For 2022, we tried our hand at polyculture and planted permanent raspberry beds with rows for crops in between. We had success with garlic, tomatoes, and pumpkins.
Further into the future, we’re also trying to add native produce to the mix. We planted native, locally-adapted pawpaws, ramps, and American Hazelnuts in 2021, and we are hoping to be producing those for local customers within five years. These crops take time to establish, so we’re trying to be patient. We look forward to pushing the possibilities of what can be produced on a three acre farm.
It's all about the grass
Growing wool is all about growing grass…and clover, and alfalfa, and other leafy green things. In our AMP system, the sheep graze very small sections of pasture for 12-24 hours until they are moved to the next section. The chickens follow the sheep in turn, foraging and fertilizing as they go. By keeping each grazing brief, we prevent overgrazing and soil compaction from hoof traffic. This cycle means we can go months between grazing the same patch of pasture, allowing the grass plenty of time to recover and grow. As an added bonus, it cuts off the life cycle of parasitic worms, which means our sheep need dramatically less dewormer.
AMP grazing isn’t just great for livestock and soil, it’s also great for the atmosphere! Studies show that ruminants (like sheep) grazed in AMP systems actually trap more carbon in the soil than they release into the atmosphere, and Project Drawdown has identified AMP grazing as an essential part of mitigating climate change.
Meet the shepherd
Hi, I’m Carrie Wold!
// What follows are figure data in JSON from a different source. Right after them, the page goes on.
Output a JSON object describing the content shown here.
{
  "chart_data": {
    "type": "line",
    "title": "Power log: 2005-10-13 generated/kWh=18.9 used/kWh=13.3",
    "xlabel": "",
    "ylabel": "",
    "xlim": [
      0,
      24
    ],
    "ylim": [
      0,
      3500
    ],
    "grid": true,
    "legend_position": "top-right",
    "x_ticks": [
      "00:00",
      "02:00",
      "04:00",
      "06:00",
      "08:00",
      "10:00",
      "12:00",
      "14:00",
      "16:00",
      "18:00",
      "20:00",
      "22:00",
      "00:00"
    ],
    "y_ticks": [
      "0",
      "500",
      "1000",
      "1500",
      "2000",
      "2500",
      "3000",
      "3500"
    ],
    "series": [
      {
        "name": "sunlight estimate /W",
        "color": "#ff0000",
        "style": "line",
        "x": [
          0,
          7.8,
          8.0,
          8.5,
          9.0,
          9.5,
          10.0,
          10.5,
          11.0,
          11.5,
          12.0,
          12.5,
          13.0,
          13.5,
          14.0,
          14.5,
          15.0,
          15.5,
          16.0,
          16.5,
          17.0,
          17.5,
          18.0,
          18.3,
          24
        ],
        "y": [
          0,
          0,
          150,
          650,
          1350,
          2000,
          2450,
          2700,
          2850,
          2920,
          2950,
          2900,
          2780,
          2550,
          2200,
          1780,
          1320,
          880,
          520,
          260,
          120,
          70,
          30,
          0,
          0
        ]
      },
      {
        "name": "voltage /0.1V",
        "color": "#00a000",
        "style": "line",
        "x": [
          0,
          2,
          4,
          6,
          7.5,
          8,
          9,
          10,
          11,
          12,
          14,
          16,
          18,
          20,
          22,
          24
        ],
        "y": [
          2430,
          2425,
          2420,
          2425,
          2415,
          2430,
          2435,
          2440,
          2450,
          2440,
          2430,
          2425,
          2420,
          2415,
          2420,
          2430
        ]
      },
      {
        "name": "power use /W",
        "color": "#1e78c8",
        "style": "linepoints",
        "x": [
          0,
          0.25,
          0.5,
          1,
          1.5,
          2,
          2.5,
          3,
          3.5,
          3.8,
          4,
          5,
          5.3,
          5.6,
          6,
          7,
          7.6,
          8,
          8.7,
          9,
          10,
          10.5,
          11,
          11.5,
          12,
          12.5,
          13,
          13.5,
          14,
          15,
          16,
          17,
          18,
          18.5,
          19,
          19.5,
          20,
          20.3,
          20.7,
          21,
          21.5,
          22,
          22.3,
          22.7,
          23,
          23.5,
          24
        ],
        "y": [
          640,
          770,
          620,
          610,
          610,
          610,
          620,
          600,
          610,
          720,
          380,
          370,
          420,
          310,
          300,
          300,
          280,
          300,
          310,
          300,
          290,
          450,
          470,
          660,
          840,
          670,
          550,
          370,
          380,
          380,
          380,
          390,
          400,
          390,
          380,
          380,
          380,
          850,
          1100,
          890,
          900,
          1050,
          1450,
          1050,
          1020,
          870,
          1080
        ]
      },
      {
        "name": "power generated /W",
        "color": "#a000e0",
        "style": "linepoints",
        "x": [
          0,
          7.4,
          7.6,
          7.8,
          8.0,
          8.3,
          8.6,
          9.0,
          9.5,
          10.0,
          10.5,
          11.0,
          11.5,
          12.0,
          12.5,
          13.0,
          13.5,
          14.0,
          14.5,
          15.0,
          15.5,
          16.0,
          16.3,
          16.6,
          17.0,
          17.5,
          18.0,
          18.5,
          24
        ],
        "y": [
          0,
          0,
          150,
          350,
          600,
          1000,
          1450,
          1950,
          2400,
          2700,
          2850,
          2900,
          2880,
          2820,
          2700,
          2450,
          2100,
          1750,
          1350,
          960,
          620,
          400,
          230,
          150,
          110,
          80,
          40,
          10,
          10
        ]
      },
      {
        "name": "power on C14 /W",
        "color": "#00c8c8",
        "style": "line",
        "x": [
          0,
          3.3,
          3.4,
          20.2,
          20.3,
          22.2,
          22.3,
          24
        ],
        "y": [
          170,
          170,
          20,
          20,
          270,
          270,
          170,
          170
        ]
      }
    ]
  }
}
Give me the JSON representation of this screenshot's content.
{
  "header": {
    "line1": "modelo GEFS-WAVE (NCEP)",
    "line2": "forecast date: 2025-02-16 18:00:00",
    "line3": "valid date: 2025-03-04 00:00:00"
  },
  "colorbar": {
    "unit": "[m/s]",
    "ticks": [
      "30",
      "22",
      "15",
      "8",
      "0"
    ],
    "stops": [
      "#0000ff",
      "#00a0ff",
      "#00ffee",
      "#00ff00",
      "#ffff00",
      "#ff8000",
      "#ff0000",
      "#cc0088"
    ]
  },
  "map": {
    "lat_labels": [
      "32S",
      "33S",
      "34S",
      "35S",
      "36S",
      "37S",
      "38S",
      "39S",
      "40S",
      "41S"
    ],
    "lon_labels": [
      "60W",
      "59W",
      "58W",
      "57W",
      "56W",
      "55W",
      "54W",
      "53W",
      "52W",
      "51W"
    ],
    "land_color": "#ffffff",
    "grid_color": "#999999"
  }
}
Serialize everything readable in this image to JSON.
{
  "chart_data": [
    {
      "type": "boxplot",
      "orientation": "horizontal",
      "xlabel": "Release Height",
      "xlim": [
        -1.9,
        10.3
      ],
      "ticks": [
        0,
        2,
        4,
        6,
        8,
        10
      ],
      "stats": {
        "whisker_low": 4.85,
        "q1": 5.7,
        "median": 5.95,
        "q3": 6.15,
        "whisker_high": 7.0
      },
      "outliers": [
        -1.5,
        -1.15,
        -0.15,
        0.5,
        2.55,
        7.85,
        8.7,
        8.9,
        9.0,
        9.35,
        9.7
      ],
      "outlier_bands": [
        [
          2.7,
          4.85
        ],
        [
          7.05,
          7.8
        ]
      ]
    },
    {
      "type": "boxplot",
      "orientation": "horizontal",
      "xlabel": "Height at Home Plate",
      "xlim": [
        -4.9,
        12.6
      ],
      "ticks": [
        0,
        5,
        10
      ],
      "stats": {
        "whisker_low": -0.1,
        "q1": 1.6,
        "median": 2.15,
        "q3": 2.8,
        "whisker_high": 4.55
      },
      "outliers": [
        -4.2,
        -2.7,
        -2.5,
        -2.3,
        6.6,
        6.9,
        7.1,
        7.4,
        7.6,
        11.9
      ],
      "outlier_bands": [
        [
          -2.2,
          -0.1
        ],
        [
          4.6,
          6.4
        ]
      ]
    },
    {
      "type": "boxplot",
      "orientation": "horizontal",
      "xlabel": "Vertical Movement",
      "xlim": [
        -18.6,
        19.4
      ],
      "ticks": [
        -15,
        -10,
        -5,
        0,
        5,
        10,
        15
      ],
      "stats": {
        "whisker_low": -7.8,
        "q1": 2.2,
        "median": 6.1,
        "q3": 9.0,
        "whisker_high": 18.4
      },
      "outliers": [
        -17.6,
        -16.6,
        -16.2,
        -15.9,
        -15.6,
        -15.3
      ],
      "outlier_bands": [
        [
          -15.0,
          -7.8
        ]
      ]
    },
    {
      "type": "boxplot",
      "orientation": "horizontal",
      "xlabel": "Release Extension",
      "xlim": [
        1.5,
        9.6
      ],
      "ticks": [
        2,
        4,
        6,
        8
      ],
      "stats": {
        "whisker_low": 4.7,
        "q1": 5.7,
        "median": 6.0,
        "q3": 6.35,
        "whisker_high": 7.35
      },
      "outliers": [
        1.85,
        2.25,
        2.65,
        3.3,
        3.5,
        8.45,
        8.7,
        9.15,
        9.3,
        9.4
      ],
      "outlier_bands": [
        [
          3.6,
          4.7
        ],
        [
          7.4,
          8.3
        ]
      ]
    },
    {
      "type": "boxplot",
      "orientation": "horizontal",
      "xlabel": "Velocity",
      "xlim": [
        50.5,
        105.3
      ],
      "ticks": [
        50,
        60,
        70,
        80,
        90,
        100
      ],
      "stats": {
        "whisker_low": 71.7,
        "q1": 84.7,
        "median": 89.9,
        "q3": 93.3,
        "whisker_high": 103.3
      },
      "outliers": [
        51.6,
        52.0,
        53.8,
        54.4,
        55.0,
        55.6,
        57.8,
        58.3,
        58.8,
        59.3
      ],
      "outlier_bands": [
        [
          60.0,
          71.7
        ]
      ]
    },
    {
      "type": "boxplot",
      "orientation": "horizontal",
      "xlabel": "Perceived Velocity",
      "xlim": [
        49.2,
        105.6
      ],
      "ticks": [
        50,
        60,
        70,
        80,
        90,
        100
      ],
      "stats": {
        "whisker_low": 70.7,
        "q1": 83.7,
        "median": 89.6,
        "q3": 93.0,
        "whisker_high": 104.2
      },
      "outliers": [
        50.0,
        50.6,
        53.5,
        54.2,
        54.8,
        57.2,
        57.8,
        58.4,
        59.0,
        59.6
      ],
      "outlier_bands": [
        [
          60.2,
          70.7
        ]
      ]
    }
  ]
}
I'm the owner here at Bellwether Farm, where I wear many hats: Shepherd, fiber artist, chicken chaser, hay hauler, and duck wrangler, among many others. I strive to be a responsible steward of the land and the creatures that roam it.
I studied Ecology and Evolutionary Biology at Michigan State University, and I spent several years working in wildlife and fisheries ecology research before landing at Bellwether Farm. This background underlies my dedication to regenerative agriculture and land stewardship.
I was lucky to grow up with farming. My father raises Angus cattle on our family farm in Hadley, Michigan, and he introduced me to concepts like rotational grazing and animal husbandry from a young age. When I was eight years old he gave me my first sheep, a pair of Suffolk lambs.